Let Goose Fly Home
By Jessica Freni
Photo: Courtesy of Facebook
As dedicated Breeders, we have a commitment to breeding. We cannot, nor should we, for a myriad of reasons keep every dog we ever breed. Not least among these reasons, the best way to remind pet homes and families the joy, dependability, predictablity of purebred dogs and the value of their devoted Breeders is by living with and loving the breed, this fosters breed dedication and in turn dedication to Breeders. With each new litter the anxieties of neonatal care grow into bright new potential, sleepless nights give way to excited possibilities. Thoughtfully and carefully we do our very best to place puppies in the right forever home to reach their potential, to enjoy a lifetime of health and happiness. The bittersweet day comes as puppies venture out into their new lives taking with them a few of our tears and all of our hopes, faith and well wishes. The best rewards come when happy families keep in touch and send regular updates, sometimes though even with wonderful families those updates trickle as time passes on lapse entirely, but the Breeder’s commitment to their dogs never fades and each puppy is always on their conscience and in their heart.

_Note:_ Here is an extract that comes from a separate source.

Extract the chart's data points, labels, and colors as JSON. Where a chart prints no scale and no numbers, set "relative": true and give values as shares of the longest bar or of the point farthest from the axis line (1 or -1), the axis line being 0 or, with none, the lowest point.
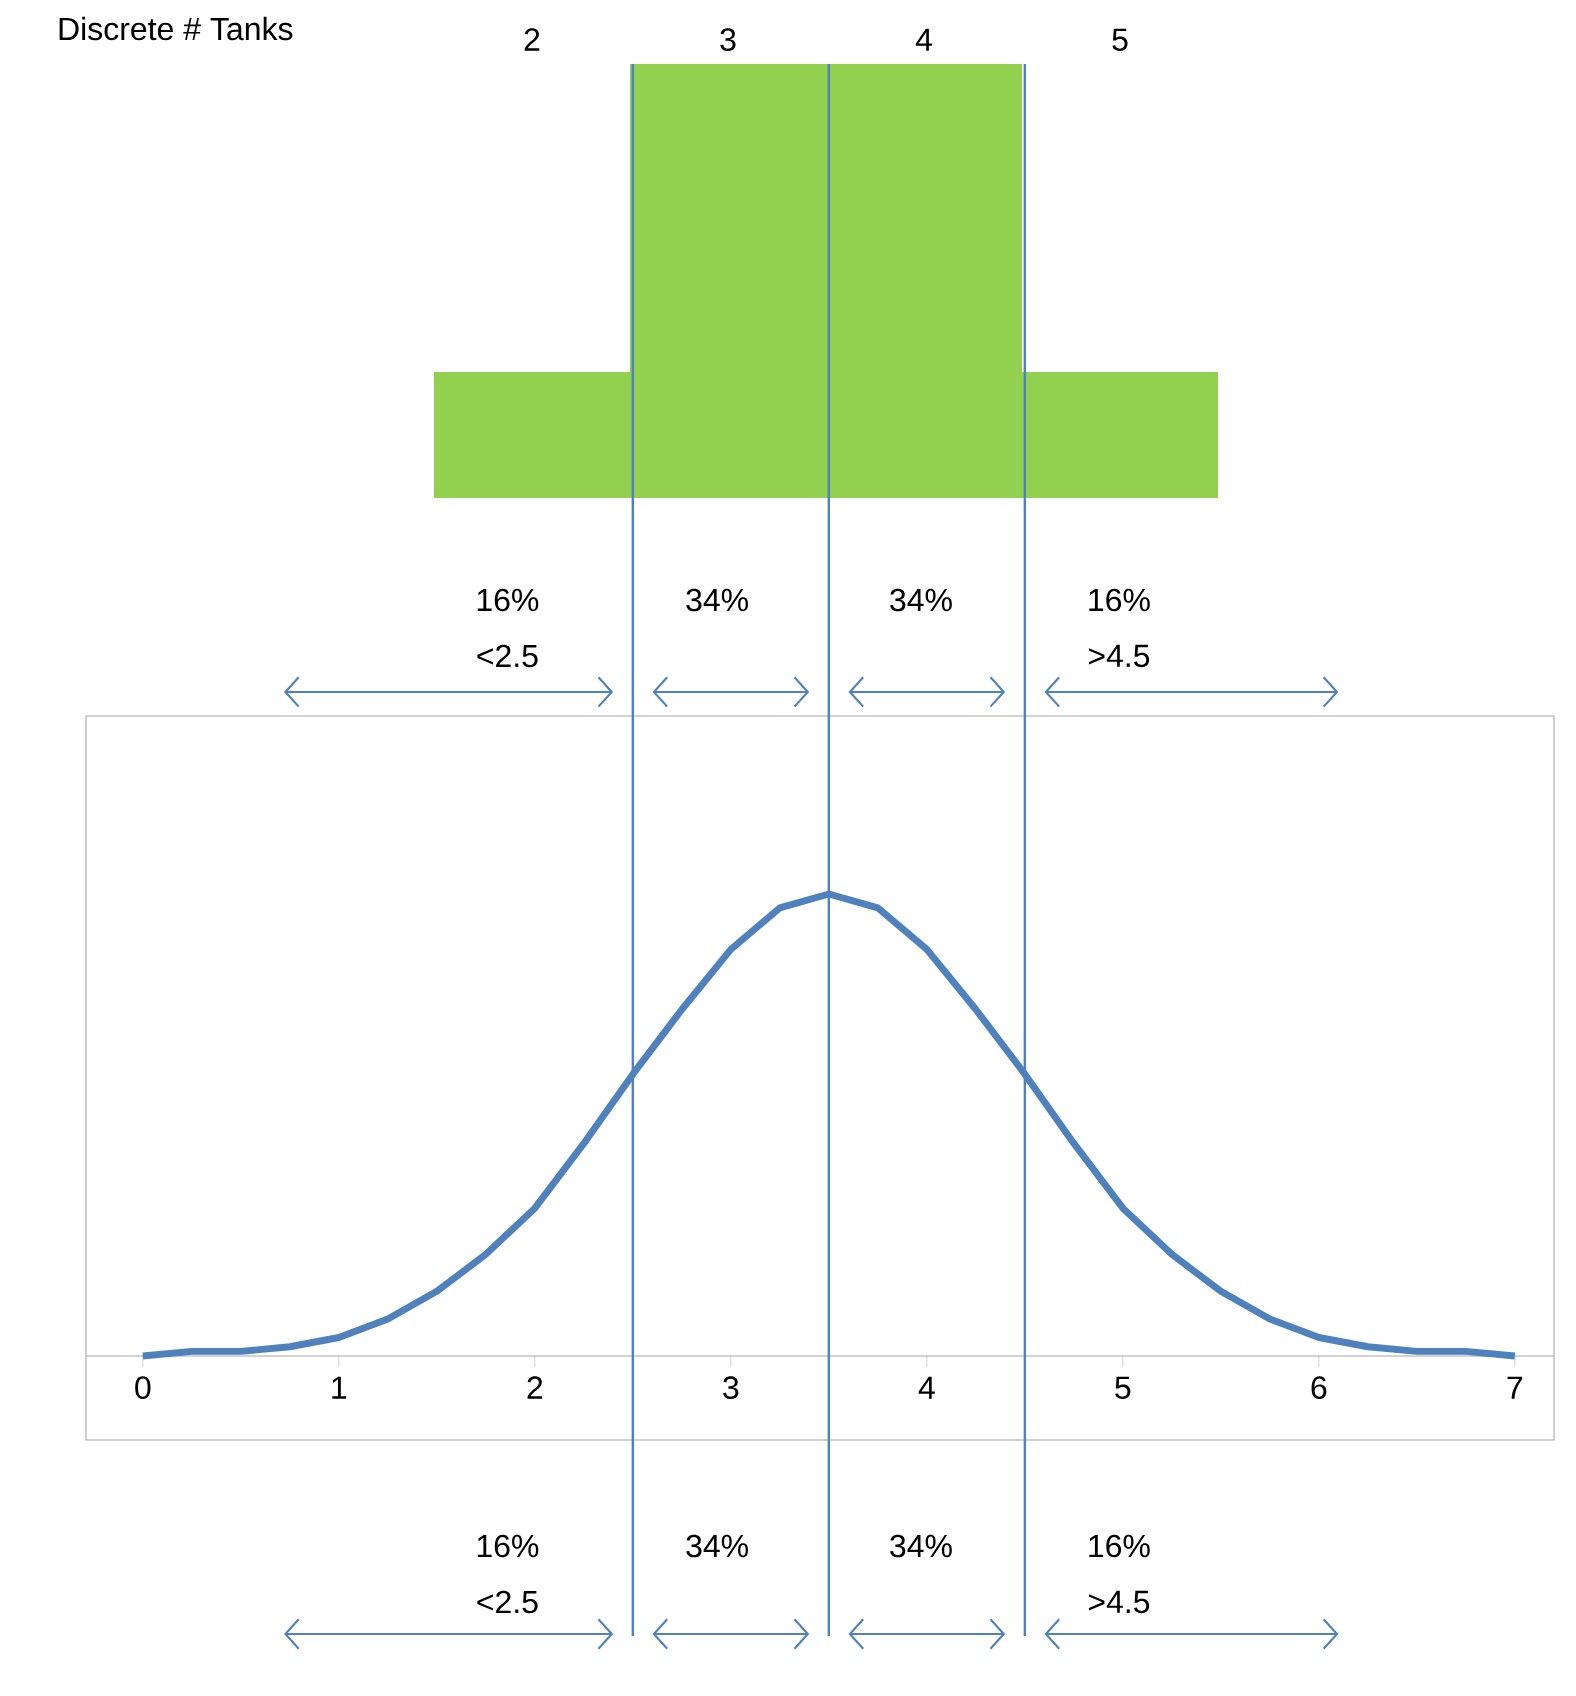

What happens when sometimes, despite our best efforts and due diligence, our careful stewardship when something goes wrong? A trust is betrayed or broken, a dog and his Breeder disappointed when they get the dreaded call that one of theirs had fallen into need. We must be persistent and remind our puppy families, that we are a judgement- free, no questions resource should they ever be unable to keep their dog throughout its lifetime. We can microchip our puppies to the Breeder and provide contracts for their care and protection. Still, even with our best intentions and safety nets, sometimes a dog ends up in a shelter or rescue. This scenario shouldn’t elicit fear and be every Breeder’s worst nightmare, but the sad reality is that’s too often exactly the case, a microchip is scanned or word reaches the Breeder one of theirs is in need and they spring into action to reclaim their dog, but then what happens is they’re met with resistance, refusal, rejection.
This is exactly what is ongoing, in only the most recent of too many examples, in Florida with the Humane Society of Highlands County (Sebring, FL) revolving around an AKC Pointer affectionately known as “Goose.” Goose was thoughtfully bred, responsibly whelped and carefully placed his Breeder took the precautions she hoped never would be necessary of registering his microchip in her name to his first home where he could return if ever needed. Unfortunately his owner proved irresponsible, but his Breeder was not when she was contacted that Goose’s microchip was scanned by animal control she immediately made plans to reclaim him. For whatever reason, her legal claims and valid microchip cast aside, Goose was transferred to Humane Society of Highlands County and personnel there promptly refused her calls. Goose, in need of care and rehabilitation, with a qualified, breed experienced, capablehome (who has often dedicated efforts to rescue!) seeking his recovery instead languishes in the Humane Society.
Responsible breeders are the ally, not the enemy of rescue! Goose can go home, shouldn’t this be a monumental sigh of relief for the shelter? They can open that kennel, free up those funds and devote that time for a dog truly in need without anyone to advocate for them! So, why instead are so many shelters and rescues when given the opportunity, so entrenched in ideology that vilifies all Breeders indiscriminately, that they forget to prioritize the dogs or activities with compassion in their best interest? Is it “humane” for Goose to sit in an unfamiliar, stressful place surrounded by those unfamiliar with his breed just to punish his Breeder on misguided principles when she not only has done nothing wrong, but is actively trying to do everything right? As upset as the Humane Society of Highlands County might be at Goose’s predicament, it’s surely nothing to the stress, frustration and heartbreak his Breeder feels.
Despite an outpouring of support from the dog community, including veterinarian testimonial and personal references supporting the Breeder and her efforts to #letgooseflyhome Goose is still, to the best of anyone’s knowledge, at The Humane Society of Highlands County (although he’s been scrubbed from their social media page amidst the backlash towards the shelter). To his Breeder Goose is priceless and her commitment as a steward of his breed, sadly it’s likely to a shelter or rescue he’s just a highly adoptable purebred dog ripe for soliciting donations. Time is crucial, hopefully with continued community support (in a civil manner) and vocal, firm pressure the Humane Society of Highlands County will allow for the best outcome possible for Goose and release him back home. As Breeders, this hits close to home, but it shouldn’t stop there, every responsible dog owner should be alarmed and terrified at the thought that any shelter, rescue, Humane Society can scan a properly registered microchip and just choose to disregard and dismiss it.